Edwin menarik napas gusar, sebisa mungkin ia menahan diri untuk tidak bertindak yang nanti akan membuatnya menyesal seumur hidup.

"Kenapa kamu nggak bilang ke aku dulu. Kenapa kamu mengambil keputusan sendiri?"

"Buat apa aku bilang sama kamu Win?

"Karena aku suami kamu! Apa kamu nggak mau punya anak dari aku? IYA!!"

"Iya."

Sudah cukup. Jawaban dari Anna sudah cukup jelas. Edwin keluar dari kamar, dan langsung membanting pintu kamarnya dengan kencang. Sedangkan Anna masih berdiri mematung menatap punggung Edwin yang semakin menghilang. Ia tahu kalau saat ini Edwin sangat marah kepadanya.

=Never Let You Go=

Anna semakin bingung membayangkan hubungannya dengan Edwin saat ini. Di satu sisi, Edwin tetap tidak bisa melupakan masa lalunya. Tapi di lain sisi, ia marah mengetahui Anna yang memakai alat kontrasepsi. Bukannya Anna tidak ingin memiliki anak, bukan. Ia ingin memiliki anak saat semuanya sudah jelas. Anna tidak ingin Edwin bertahan di sisinya karena merasa tanggung jawab kepadanya dan anaknya.

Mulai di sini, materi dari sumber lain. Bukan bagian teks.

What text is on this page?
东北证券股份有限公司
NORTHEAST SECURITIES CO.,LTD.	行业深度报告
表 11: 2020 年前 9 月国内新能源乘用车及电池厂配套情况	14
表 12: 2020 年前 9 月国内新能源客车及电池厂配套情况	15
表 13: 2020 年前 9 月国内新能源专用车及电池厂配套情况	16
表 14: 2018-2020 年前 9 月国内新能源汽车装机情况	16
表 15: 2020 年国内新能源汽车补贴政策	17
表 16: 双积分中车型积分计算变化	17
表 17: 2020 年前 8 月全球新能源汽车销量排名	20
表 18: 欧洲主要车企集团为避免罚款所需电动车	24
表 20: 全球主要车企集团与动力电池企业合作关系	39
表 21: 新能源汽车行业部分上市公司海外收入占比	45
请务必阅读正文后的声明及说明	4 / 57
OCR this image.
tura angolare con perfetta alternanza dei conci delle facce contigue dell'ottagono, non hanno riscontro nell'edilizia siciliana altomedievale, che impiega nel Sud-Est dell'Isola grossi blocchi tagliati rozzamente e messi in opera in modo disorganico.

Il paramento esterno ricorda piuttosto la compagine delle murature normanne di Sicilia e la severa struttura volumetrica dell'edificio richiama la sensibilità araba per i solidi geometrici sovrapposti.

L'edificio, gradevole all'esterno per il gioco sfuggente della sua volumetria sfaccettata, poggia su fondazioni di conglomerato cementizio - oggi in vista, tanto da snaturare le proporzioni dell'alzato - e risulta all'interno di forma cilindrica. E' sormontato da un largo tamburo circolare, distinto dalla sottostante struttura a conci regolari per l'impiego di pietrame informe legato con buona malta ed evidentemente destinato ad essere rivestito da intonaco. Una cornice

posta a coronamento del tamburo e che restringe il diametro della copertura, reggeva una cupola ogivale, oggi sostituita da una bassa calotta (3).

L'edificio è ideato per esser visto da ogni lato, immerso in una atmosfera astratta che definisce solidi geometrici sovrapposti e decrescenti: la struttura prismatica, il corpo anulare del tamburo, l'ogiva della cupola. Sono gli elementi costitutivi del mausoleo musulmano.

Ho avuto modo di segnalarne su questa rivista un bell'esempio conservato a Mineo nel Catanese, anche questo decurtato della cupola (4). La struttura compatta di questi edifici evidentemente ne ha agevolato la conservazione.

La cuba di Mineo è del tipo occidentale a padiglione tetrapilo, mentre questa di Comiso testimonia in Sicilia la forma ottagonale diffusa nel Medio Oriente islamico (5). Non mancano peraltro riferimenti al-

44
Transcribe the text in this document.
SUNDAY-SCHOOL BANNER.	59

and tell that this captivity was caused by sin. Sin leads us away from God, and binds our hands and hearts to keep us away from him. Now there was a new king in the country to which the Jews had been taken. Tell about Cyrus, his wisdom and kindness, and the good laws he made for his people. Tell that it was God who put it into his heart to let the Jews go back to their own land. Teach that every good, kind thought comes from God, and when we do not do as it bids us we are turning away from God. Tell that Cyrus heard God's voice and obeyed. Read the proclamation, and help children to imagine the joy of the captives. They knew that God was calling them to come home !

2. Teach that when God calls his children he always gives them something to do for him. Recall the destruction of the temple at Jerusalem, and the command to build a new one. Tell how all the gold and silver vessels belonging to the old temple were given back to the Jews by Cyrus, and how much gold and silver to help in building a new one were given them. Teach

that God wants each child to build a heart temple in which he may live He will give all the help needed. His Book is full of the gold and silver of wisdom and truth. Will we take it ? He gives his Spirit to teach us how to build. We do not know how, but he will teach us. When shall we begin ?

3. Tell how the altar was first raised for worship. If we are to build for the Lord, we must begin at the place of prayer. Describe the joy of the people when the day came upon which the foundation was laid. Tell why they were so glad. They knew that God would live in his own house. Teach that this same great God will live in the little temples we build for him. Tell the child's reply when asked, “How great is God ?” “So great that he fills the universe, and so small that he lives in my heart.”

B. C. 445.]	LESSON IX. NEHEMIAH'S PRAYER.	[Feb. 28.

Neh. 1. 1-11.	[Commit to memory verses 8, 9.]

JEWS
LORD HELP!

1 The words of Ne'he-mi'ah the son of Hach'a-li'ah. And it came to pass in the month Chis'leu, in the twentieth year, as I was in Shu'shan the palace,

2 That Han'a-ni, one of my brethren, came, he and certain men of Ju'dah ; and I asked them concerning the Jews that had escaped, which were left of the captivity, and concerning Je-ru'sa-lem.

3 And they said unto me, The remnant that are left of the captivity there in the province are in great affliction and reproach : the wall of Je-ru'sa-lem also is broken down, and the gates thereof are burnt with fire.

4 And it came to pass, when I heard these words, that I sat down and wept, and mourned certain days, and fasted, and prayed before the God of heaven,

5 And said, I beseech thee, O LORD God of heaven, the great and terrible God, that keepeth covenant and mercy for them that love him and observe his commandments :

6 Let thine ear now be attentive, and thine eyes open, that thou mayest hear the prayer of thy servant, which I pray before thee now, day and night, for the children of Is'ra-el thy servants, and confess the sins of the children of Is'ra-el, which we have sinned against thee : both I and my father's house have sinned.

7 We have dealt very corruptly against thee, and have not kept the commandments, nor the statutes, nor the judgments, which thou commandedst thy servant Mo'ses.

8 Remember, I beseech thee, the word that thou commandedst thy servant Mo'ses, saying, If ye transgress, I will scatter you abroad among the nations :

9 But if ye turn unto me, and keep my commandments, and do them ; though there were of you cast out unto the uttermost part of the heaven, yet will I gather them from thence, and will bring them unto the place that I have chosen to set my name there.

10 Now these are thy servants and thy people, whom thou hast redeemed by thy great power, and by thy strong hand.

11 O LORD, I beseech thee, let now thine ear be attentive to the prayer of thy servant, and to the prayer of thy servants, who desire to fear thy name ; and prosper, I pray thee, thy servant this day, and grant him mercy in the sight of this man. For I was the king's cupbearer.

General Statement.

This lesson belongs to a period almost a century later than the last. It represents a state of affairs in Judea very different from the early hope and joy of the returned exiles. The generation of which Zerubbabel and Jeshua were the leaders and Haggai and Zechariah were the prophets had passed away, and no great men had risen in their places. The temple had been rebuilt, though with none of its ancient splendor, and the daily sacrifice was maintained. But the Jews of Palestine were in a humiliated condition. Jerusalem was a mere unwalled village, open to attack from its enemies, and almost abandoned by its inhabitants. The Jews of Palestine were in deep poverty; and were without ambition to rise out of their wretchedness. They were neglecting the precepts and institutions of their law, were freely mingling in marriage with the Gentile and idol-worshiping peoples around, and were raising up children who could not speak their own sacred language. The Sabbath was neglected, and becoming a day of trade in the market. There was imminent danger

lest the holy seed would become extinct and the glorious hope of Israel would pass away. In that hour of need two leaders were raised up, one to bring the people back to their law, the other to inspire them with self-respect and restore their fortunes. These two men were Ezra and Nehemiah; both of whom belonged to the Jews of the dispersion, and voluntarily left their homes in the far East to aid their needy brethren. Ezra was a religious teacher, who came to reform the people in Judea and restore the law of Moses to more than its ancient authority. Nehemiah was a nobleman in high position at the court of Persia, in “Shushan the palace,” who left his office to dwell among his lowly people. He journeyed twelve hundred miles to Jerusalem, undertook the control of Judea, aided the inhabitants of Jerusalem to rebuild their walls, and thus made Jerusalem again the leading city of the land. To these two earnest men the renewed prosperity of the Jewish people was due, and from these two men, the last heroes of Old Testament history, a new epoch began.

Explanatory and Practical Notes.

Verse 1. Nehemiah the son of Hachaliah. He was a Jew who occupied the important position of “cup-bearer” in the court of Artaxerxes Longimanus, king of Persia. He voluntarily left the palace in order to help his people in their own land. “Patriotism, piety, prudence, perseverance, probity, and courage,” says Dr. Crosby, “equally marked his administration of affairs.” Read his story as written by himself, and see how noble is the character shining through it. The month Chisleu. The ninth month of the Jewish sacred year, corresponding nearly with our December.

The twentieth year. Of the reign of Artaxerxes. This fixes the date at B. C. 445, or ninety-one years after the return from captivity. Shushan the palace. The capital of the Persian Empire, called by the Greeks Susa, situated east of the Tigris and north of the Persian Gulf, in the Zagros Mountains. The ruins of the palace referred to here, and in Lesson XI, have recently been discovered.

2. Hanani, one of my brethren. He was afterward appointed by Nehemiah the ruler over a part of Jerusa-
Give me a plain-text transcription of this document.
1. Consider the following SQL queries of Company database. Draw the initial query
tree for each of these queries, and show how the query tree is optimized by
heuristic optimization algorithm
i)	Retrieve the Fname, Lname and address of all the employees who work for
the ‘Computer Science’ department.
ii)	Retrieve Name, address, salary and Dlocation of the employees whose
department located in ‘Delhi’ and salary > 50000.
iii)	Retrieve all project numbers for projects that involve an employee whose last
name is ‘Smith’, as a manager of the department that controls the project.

Anna tidak ingin menjadi beban untuk Edwin.

Inilah kenapa dari dulu Anna tidak ingin menikah. Begitu rumit. Ia yang sudah mengetahui semua sifat Edwin saja seperti ini, apalagi ia menikah dengan orang baru yang sama sekali tidak ia tahu sifat aslinya seperti apa.

Anna jadi berpikir kalau Edwin terlalu banyak menuntutnya. Dengan Edwin melarang Anna memakai alat kontrasepsi sama saja Edwin mengekang Anna. Tidak cukupkah Edwin hanya menikmati tubuhnya saja, tanpa harus terikat dengan seorang anak.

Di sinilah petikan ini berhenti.